Montréal (AFP) – Après des journées dantesques dans des conditions éprouvantes parfois face à des murs de flammes, les milliers de pompiers mobilisés pendant tout l’été au Canada sortent « épuisés » et « inquiets » pour l’avenir.
Quatre d’entre eux ont raconté à l’AFP comment ils ont vécu cette saison historique qui tire à sa fin mais restera dans les annales.
« Un été complètement fou », Isabelle Boucher
Pour son baptême du feu, Isabelle Boucher a été servie: la jeune pompière, 26 ans, a passé la saison entière sur le terrain, faisant « de longues journées de 12 heures ».
« Je n’ai rien vu, je n’ai rien fait, j’ai juste travaillé », raconte-t-elle, cheveux bruns et casquette noire sur la tête, à propos de cet été « fou ».
Du haut de son 1,55 mètre, cette nouvelle recrue a été déployée sur différents feux au Québec. « Tu sais quand tu pars mais tu ne sais pas quand tu reviens », résume la jeune femme qui confie être épuisée mentalement.
Et elle n’est pas la seule: l’été a lourdement pesé sur le moral des troupes, selon elle. « Pour le futur, c’est effrayant », affirme celle qui rêve maintenant de repartir sur les routes avec son van aménagé.
« La nature est devenue une poudrière », AJ Lawrance
Il est jeune et n’en était pas à sa première saison des feux, pourtant Alfred James Lawrance se sent « à bout de force » et confesse avoir « besoin de temps après cette saison sans répit ».
Ce pompier de 21 ans a officié dans les Territoires du Nord-Ouest, région du Grand Nord canadien durement touchée par les feux et où un tiers des habitants ont été forcés d’évacuer pendant plusieurs semaines.
« Le manque de pluie, cet été, a rendu les choses extrêmement difficiles et a transformé toute la végétation en une énorme poudrière », raconte-t-il.
Cet étudiant, grand sportif et passionné de forêt, s’est parfois senti impuissant: « c’est dur de voir partir les maisons d’amis et de ne rien pouvoir faire car le feu est trop extrême ».
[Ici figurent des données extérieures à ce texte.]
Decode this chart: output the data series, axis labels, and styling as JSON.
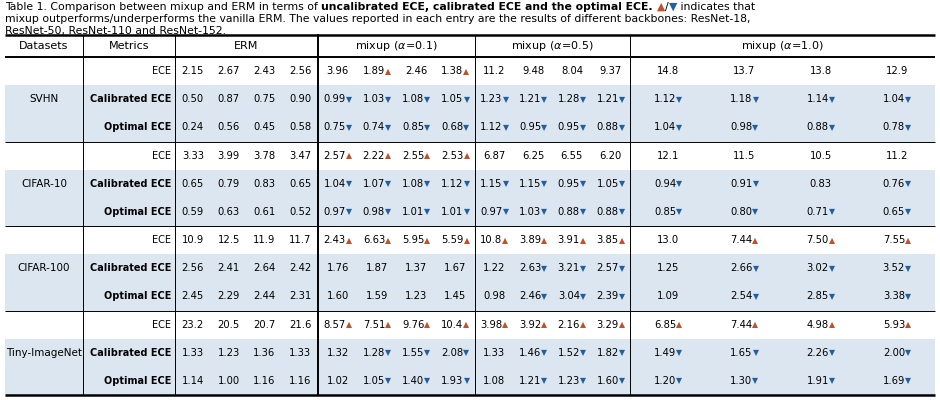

Il s’inquiète aujourd’hui pour l’avenir et pour son pays. « Comme les étés sont plus chauds et qu’il pleut de moins en moins, les incendies se rapprochent des communautés et des villes, c’est une menace énorme ».
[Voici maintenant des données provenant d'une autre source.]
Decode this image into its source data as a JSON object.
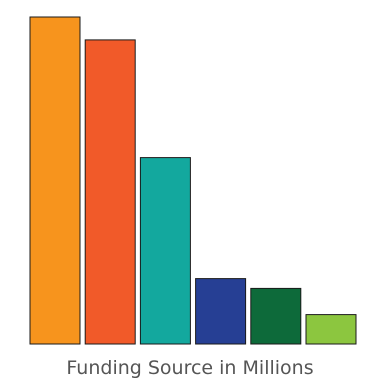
{
  "chart_data": {
    "type": "bar",
    "title": "",
    "xlabel": "Funding Source in Millions",
    "ylabel": "",
    "grid": false,
    "legend": "none",
    "ylim": [
      0,
      100
    ],
    "bars": [
      {
        "value": 100,
        "color": "#f7941d"
      },
      {
        "value": 93,
        "color": "#f15a29"
      },
      {
        "value": 57,
        "color": "#13a89e"
      },
      {
        "value": 20,
        "color": "#263f94"
      },
      {
        "value": 17,
        "color": "#0d6a3a"
      },
      {
        "value": 9,
        "color": "#8cc63f"
      }
    ]
  }
}
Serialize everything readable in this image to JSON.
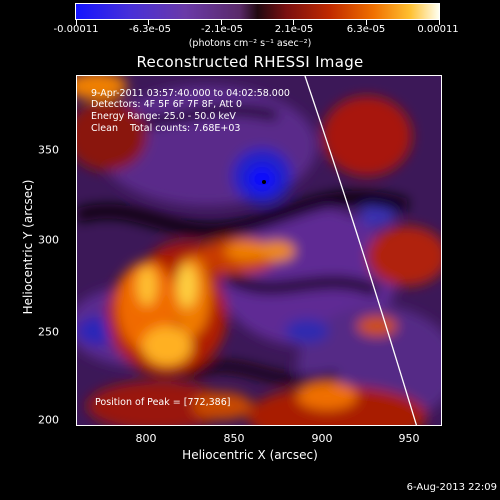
{
  "colorbar": {
    "tick_labels": [
      "-0.00011",
      "-6.3e-05",
      "-2.1e-05",
      "2.1e-05",
      "6.3e-05",
      "0.00011"
    ],
    "units": "(photons cm⁻² s⁻¹ asec⁻²)"
  },
  "title": "Reconstructed RHESSI Image",
  "annotations": {
    "time_range": "9-Apr-2011 03:57:40.000 to 04:02:58.000",
    "detectors": "Detectors: 4F 5F 6F 7F 8F, Att 0",
    "energy": "Energy Range: 25.0 - 50.0 keV",
    "clean": "Clean    Total counts: 7.68E+03",
    "peak": "Position of Peak = [772,386]"
  },
  "axes": {
    "x_label": "Heliocentric X (arcsec)",
    "y_label": "Heliocentric Y (arcsec)",
    "x_ticks": [
      "800",
      "850",
      "900",
      "950"
    ],
    "y_ticks": [
      "350",
      "300",
      "250",
      "200"
    ]
  },
  "timestamp": "6-Aug-2013 22:09",
  "colors": {
    "background": "#000000",
    "foreground": "#ffffff"
  }
}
« L’exceptionnel qui devient la norme », Kara Galbraith
Un collectif, un objectif commun et des joueurs en pleine forme: la pompière Kara Galbraith compare son métier à celui d’un « sport d’équipe ».
L’ancienne joueuse de rugby de Colombie-Britannique, province la plus à l’ouest du pays, travaille depuis bientôt dix ans pour le service provincial des incendies de forêt.
Celle qui avait débuté comme pompière au départ pour payer ses études a finalement trouvé sa vocation en combattant les flammes.
« Mon expérience universitaire m’aide à cartographier les incendies », explique cette diplômée en géographie qui s’inquiète de voir que les saisons exceptionnelles sont en train de devenir la « norme ».
Cette femme de 29 ans est frappée aussi par la longueur de la saison des feux qui s’étire toujours plus, débutant « dès que la neige fond » et se poursuivant souvent jusqu’en octobre. De longs mois qui finissent par décourager certains pompiers.
« J’espère ne jamais revivre ça », Luc Boutin
Cela fait 32 ans que Luc Boutin est pompier volontaire à Lebel-sur-Quévillon, au Québec, mais jamais il n’avait connu un tel été. « On a vraiment eu peur! »
Dans cette petite localité nichée au cœur de la forêt boréale, « le feu s’est approché très près de l’usine (de pâte à papier, NDLR), un véritable mur de flammes », raconte l’homme de 60 ans à la large carrure.
« J’espère ne jamais revivre ça », ajoute-t-il, racontant « les matins où l’on ne voyait pas à quelques mètres tellement la boucane (fumée en québécois) était épaisse ».
Et même s’il confie craindre « que cela revienne l’été prochain », il veut aussi retenir l’incroyable solidarité qui s’est développée dans la caserne où il a vécu presque trois semaines avec les 16 autres pompiers.
« Et la reconnaissance des gens nous fait chaud au cœur », glisse-t-il, même s’il a aujourd’hui « du mal à retrouver une vie normale ».